For every subscription purchased, Headspace donates one to someone in need through its charitable partners.
The app's broad appeal has no doubt been helped by a growing body of scientific research and increasing awareness in recent years on the myriad benefits of mindfulness training (see sidebar below).
Expect Headspace to work with wearable self-tracking devices soon, says Pierson. And more user-requested content will be released, on topics such as pregnancy, sport and children.
"The lofty mission for the product is to create a smart application that instinctively knows to recommend each user with the perfect content at the time when they need it most," says Pierson.
Puddicombe recommends people meditate to start the day.
"Do it in the same place at the same time. You'll leave home feeling calmer and are more likely to be mindful during the day," he says.
Headspace's goal, Pierson adds, is to get the content to billions of people. "We'll be happy if people sat down to meditate for 10 minutes in just the same way they think about brushing their teeth."
MINDFULNESS IS THE MESSAGE
Regular mindfulness meditation has been shown to be an effective treatment for stress, worry, lack of focus, relationship problems, addictions and more. Here is some of the recent scientific evidence supporting many of these claims.
Mindfulness meditation practices resulted in improved sleep quality for older adults with moderate sleep disturbance, in a study by the University of Southern California, Los Angeles, published in February in JAMA Internal Medicine.
In the study, which included 49 people with an average age of 66, participants who went through a standardised mindful awareness practices intervention showed greater sleep quality improvements compared to those who were put through a more structured programme focusing on changing poor sleep habits and establishing a bedtime routine.
When we are stressed, activity in a part of our brain called the prefrontal cortex - responsible for conscious thinking and planning - decreases. Concurrently, activity in the amygdala, hypothalamus and anterior cingulate cortex - regions that quickly activate the body's stress response - increases.
According to Carnegie Mellon University psychology professor J. David Creswell, studies suggest that mindfulness reverses these patterns during stress: it increases prefrontal activity, which can regulate and turn down the biological stress response.

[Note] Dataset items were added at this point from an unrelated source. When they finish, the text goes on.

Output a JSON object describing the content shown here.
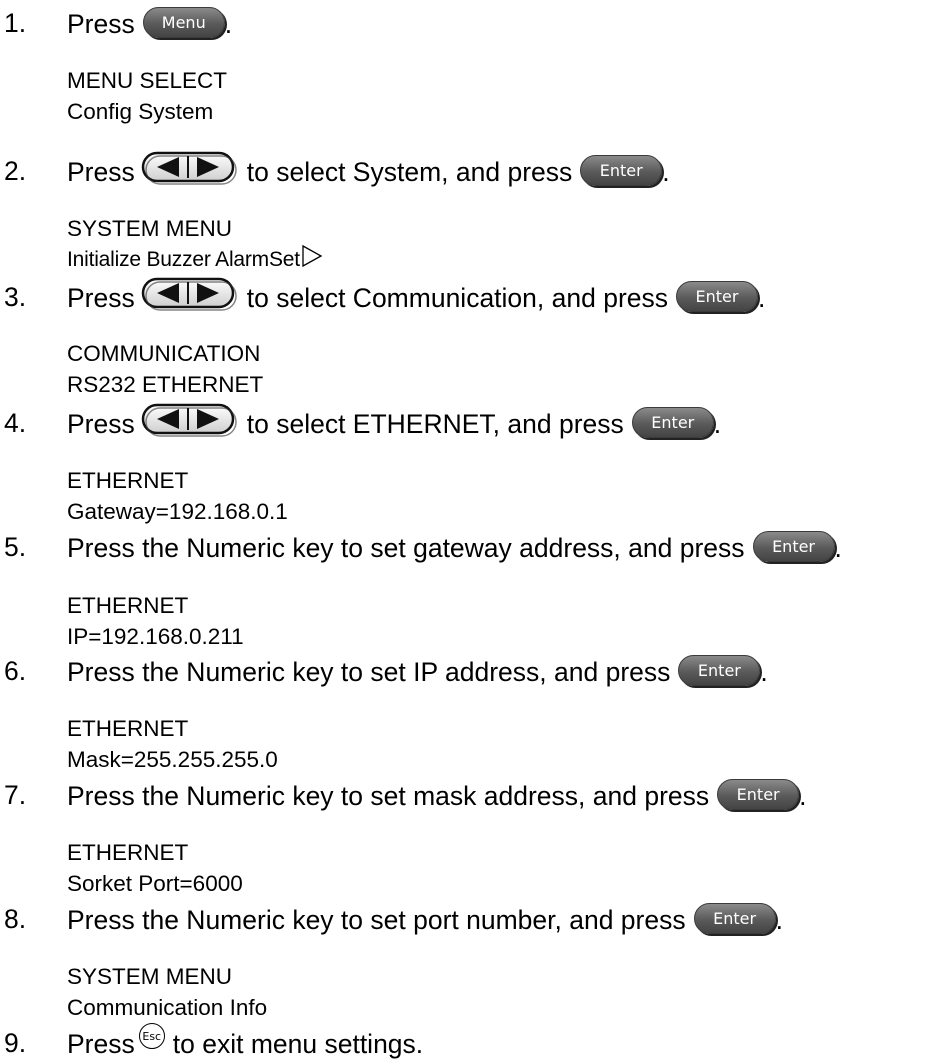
{
  "steps": [
    {
      "num": "1.",
      "parts": [
        "Press",
        ""
      ],
      "end": ".",
      "keys": {
        "menu": "Menu"
      },
      "lcd": [
        "MENU SELECT",
        "Config System"
      ]
    },
    {
      "num": "2.",
      "pre": "Press",
      "mid": "to select System, and press",
      "end": "."
    },
    {
      "num": "3.",
      "pre": "Press",
      "mid": "to select Communication, and press",
      "end": "."
    },
    {
      "num": "4.",
      "pre": "Press",
      "mid": "to select ETHERNET, and press",
      "end": "."
    },
    {
      "num": "5.",
      "text": "Press the Numeric key to set gateway address, and press",
      "end": "."
    },
    {
      "num": "6.",
      "text": "Press the Numeric key to set IP address, and press",
      "end": "."
    },
    {
      "num": "7.",
      "text": "Press the Numeric key to set mask address, and press",
      "end": "."
    },
    {
      "num": "8.",
      "text": "Press the Numeric key to set port number, and press",
      "end": "."
    },
    {
      "num": "9.",
      "pre": "Press",
      "mid": "to exit menu settings."
    }
  ],
  "keys": {
    "menu": "Menu",
    "enter": "Enter",
    "esc": "Esc",
    "arrows_icon": "left-right-arrow-keys-icon",
    "submenu_icon": "triangle-right-icon"
  },
  "lcd": [
    [
      "MENU SELECT",
      "Config System"
    ],
    [
      "SYSTEM MENU",
      "Initialize Buzzer AlarmSet"
    ],
    [
      "COMMUNICATION",
      "RS232 ETHERNET"
    ],
    [
      "ETHERNET",
      "Gateway=192.168.0.1"
    ],
    [
      "ETHERNET",
      "IP=192.168.0.211"
    ],
    [
      "ETHERNET",
      "Mask=255.255.255.0"
    ],
    [
      "ETHERNET",
      "Sorket Port=6000"
    ],
    [
      "SYSTEM MENU",
      "Communication Info"
    ]
  ]
}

Risks of diseases such as depression, HIV and heart disease are all affected by the excessive activation of the biological stress response. By reducing a person's experiences of stress, mindfulness may, in turn, regulate the physical stress response and reduce the risk and severity of stress-related diseases, says Creswell.
A Brown University study that appears in the International Journal of Behavioral Medicine found those who self-reported "dispositional mindfulness" tended to have better cardiovascular health.

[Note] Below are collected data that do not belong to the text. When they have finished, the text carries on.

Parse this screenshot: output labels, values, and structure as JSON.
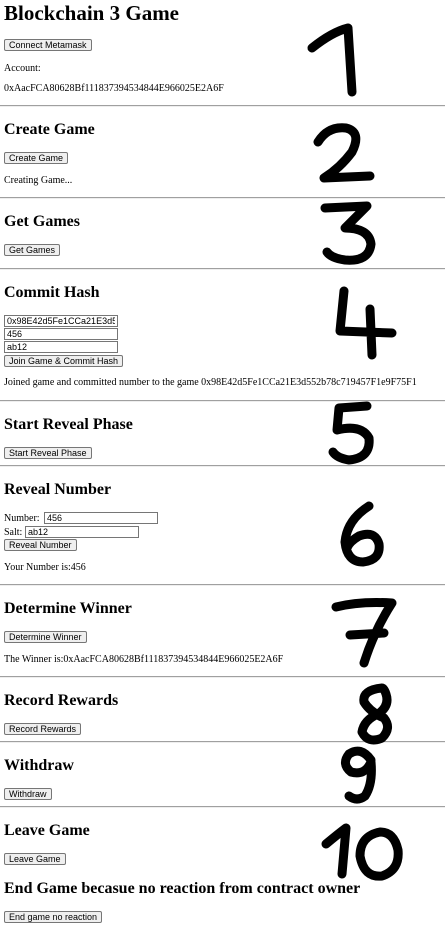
{
  "title": "Blockchain 3 Game",
  "connect": {
    "button": "Connect Metamask",
    "account_label": "Account:",
    "account_value": "0xAacFCA80628Bf111837394534844E966025E2A6F"
  },
  "create": {
    "heading": "Create Game",
    "button": "Create Game",
    "status": "Creating Game..."
  },
  "get": {
    "heading": "Get Games",
    "button": "Get Games"
  },
  "commit": {
    "heading": "Commit Hash",
    "address_value": "0x98E42d5Fe1CCa21E3d5",
    "number_value": "456",
    "salt_value": "ab12",
    "button": "Join Game & Commit Hash",
    "status": "Joined game and committed number to the game 0x98E42d5Fe1CCa21E3d552b78c719457F1e9F75F1"
  },
  "start": {
    "heading": "Start Reveal Phase",
    "button": "Start Reveal Phase"
  },
  "reveal": {
    "heading": "Reveal Number",
    "number_label": "Number:",
    "number_value": "456",
    "salt_label": "Salt:",
    "salt_value": "ab12",
    "button": "Reveal Number",
    "status": "Your Number is:456"
  },
  "winner": {
    "heading": "Determine Winner",
    "button": "Determine Winner",
    "status": "The Winner is:0xAacFCA80628Bf111837394534844E966025E2A6F"
  },
  "record": {
    "heading": "Record Rewards",
    "button": "Record Rewards"
  },
  "withdraw": {
    "heading": "Withdraw",
    "button": "Withdraw"
  },
  "leave": {
    "heading": "Leave Game",
    "button": "Leave Game"
  },
  "end": {
    "heading": "End Game becasue no reaction from contract owner",
    "button": "End game no reaction"
  },
  "annotations": [
    "1",
    "2",
    "3",
    "4",
    "5",
    "6",
    "7",
    "8",
    "9",
    "10"
  ]
}
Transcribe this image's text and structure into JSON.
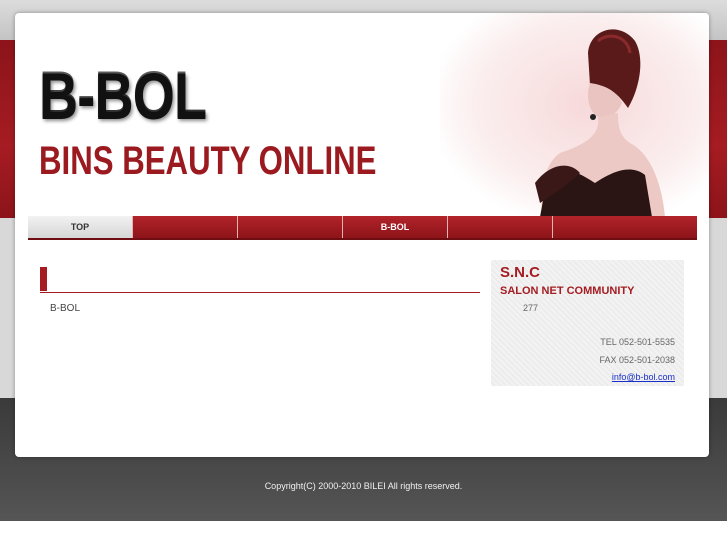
{
  "header": {
    "logo": "B-BOL",
    "tagline": "BINS BEAUTY ONLINE"
  },
  "nav": {
    "items": [
      {
        "label": "TOP"
      },
      {
        "label": ""
      },
      {
        "label": ""
      },
      {
        "label": "B-BOL"
      },
      {
        "label": ""
      },
      {
        "label": ""
      }
    ]
  },
  "main": {
    "heading": "",
    "body": "B-BOL"
  },
  "sidebar": {
    "title": "S.N.C",
    "subtitle": "SALON NET COMMUNITY",
    "number": "277",
    "tel": "TEL 052-501-5535",
    "fax": "FAX 052-501-2038",
    "email": "info@b-bol.com"
  },
  "footer": {
    "copyright": "Copyright(C) 2000-2010 BILEI All rights reserved."
  },
  "colors": {
    "brand_red": "#a51c22",
    "dark_gray": "#4a4a4a"
  }
}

The connection, the researchers say, may come about because people who are attuned to their present feelings may be better at minding and managing the various cravings that undermine health. For example, previous studies have shown mindfulness interventions are effective in helping people to quit smoking.

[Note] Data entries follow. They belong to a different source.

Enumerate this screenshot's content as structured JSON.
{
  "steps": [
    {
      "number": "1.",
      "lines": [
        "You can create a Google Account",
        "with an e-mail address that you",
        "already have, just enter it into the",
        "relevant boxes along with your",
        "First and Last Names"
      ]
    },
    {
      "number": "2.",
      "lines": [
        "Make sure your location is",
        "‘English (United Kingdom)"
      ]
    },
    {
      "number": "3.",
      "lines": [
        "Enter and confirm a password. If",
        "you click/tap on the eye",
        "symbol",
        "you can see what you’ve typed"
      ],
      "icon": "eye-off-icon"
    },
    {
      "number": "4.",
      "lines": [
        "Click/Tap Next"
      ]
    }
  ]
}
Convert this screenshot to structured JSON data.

Fourth and fifth graders in Canada who participated in a mindfulness-based programme performed better at maths, according to a study by the University of British Columbia. Apart from improving their learning abilities, the children were also better at regulating stress, more optimistic and helpful.
Compared to children taught about caring for others but without a mindfulness component, the mindfulness group were found to be better liked by their peers.
"Our findings suggest that children who are taught mindfulness are better positioned to succeed both in school and in life," says lead author Kimberly Schonert-Reichl.